The Urban Ecology Studio is a research and training venture on the design of sustainable cities. It was initiated in 2004 under the auspices of Columbia’s Academic Quality Fund jointly by the Graduate School of Architecture, Planning and Preservation (GSAPP) and the Fu Foundation School of Engineering and Applied Science (SEAS). The Studio brings together faculty and students in the disciplines of architecture, urban design, and engineering in the investigation of specific urban issues, such as waste management, water quality, and the rehabilitation of brownfield sites in an intensive studio environment. The goal is to develop imaginative, doable, and environmentally innovative solutions that could serve as prototypes for new collaborative solutions. The principal laboratory of the Studio is New York City but sustainability can be addressed relative to other global cities, through the activities of the Earth Institute. For more information, please contact Richard Plunz (GSAPP) at rap9@columbia.edu or Patricia Culligan at culligan@civil.columbia.edu.

Urban Design Lab

The goal of the Urban Design Lab (UDL) is to advance sustainable development in New York and other cities by proposing and implementing multidisciplinary, design-based solutions to urban problems.

The UDL brings together academics and professionals from disciplines involved in shaping and supporting the built environment – urban planning and design, architecture, landscape architecture, historic preservation, engineering, and real estate – with those from other fields such as public health, environmental science, climatology, ecology, education, business, economics, social science, humanities, and law. It bridges academic and practical approaches and functions as a catalyst for action, assembling different stakeholders to work together to design and implement practical strategies.

With expert practitioners and access to cutting-edge academic research in each of these sectors, the UDL is uniquely positioned to provide solutions targeting New York communities’ most vexing development challenges and to preserve the city’s status as a global economic leader. The UDL’s model can also be applied to cities around the world that are faced with similar development pressures.

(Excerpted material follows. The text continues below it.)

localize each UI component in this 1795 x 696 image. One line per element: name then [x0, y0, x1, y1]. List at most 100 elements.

The UDL is distinguished from other urban research organizations by its:

  • Multidisciplinary problem-solving through design
  • Focus on practical implementation
  • Commitment to working with local communities in the context of their geographic and economic regions. 

The UDL offers a unique approach to helping communities identify their needs and choose the strategies that best address those needs. This approach is driven by applied design research. Multi-disciplinary teams, in collaboration with community stakeholders, define problems, propose practical solutions, and develop pilot projects that can act as catalysts for advancing sustainable development in the project area. Tools that graphically illustrate concepts and prototype alternatives can be useful for all stakeholders – from community-based organizations to developers and government agencies – to help them more easily understand different perspectives, decide on a strategy, and implement changes.

Environmental Law Clinic

The Environmental Law Clinic involves students with local, regional, and national environmental and community organizations. Students work with clients on issues including clean water, wetlands preservation, endangered species, environmental justice, "smart growth," and clean air. This clinic builds on students' litigation skills such as drafting pleadings, arguing motions, and negotiating settlements, and exposes them to mechanisms such as citizen suits, that are prevalent in both civil rights and environmental cases. Emphasizing client interaction, the clinic teaches students to counsel community groups to grapple with and settle their cases in ways that best achieve their goals. The clinic also addresses the interplay of economic development and environmental protection and the impact of contamination and regulation on communities of color and other economically disadvantaged groups.